New ways to sell to new markets when a new reality strikes


We learnt to live with the reality and continued to work, grow, sustain. Hardships unite people, make them stronger and smarter.”



Agronomist Karen Gabrielyan says that COVID-19 did not change his life for the worse. He simply carried on. “We learnt to live with the reality and continued to work […] Hardships” he says, “unite people, make them stronger and smarter. That is how I learnt to use digital platforms to sell our produce, for example.”

In Mrgashat – a village in the Armavir marz (province) in the western part of Armenia - Karen refused to let his future be ruined by the pandemic and ensuing lockdown. With his family - which consists of his octogenarian parents, his wife, his son, and his son’s family – eight people under one roof - Karen owns and works 3.5 hectares of land, where the family grow apricots, cherries, sunflower, wheat and, most recently, asparagus.

Karen was one of the first farmers to plant asparagus in Armenia back in 1998, when very few people had even heard of the vegetable (which is most often grown in Europe and other parts of western temperate Asia). He realized that selling such a little-known product locally was bound to be initially challenging, but he was determined, planting in a small plot measuring 300 sq meters. Today, the plot has grown to become an expansive field ten times the initial plot size.

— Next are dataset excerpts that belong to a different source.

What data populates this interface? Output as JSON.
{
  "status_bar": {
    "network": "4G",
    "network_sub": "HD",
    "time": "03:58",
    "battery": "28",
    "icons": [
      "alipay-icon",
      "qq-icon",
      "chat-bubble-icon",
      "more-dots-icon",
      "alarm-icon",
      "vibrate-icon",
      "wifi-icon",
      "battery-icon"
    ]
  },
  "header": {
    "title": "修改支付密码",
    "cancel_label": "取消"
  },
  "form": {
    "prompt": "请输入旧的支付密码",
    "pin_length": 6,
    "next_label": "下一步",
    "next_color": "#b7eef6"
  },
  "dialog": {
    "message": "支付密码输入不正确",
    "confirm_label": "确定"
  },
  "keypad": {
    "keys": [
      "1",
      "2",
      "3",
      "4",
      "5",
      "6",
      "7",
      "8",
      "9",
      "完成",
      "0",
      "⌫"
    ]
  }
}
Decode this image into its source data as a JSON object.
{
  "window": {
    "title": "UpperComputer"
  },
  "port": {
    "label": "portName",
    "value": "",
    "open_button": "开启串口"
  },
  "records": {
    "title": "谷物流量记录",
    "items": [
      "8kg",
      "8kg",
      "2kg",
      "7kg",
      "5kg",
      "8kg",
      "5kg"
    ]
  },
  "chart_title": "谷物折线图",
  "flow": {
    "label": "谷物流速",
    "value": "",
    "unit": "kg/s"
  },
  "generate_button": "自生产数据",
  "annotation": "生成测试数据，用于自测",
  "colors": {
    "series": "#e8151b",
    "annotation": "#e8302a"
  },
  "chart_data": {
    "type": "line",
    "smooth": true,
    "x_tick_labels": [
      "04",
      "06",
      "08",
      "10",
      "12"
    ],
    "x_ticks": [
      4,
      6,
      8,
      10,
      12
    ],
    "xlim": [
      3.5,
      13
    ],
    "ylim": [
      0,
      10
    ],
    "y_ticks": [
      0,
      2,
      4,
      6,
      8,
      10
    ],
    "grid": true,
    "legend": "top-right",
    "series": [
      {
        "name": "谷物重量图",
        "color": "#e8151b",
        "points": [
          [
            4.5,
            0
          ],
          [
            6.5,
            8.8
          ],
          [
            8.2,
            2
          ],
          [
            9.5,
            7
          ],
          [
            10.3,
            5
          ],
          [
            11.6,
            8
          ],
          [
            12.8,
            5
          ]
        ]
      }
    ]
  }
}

Before the spread of COVID, Karen and most of the farmers in rural areas of Armenia, sold their produce in their local markets or provided larger quantities to the supermarkets in Yerevan. With confinement and restriction of movement, Karen decided to use Facebook as a marketing platform to shift his harvested produce. With approximately 5000 friends in the virtual world, it proved relatively easy for him to find buyers. “I have more customers now than I had before” he says. “I even have a product deficit sometimes, as more and more people want to buy asparagus and, indeed, the cherries and apricots that I also grow.”  Karen thinks he will continue using social media to sell his produce and seeks to develop other tools – including e-agriculture tools - even after the COVID-19 situation evolves for the better.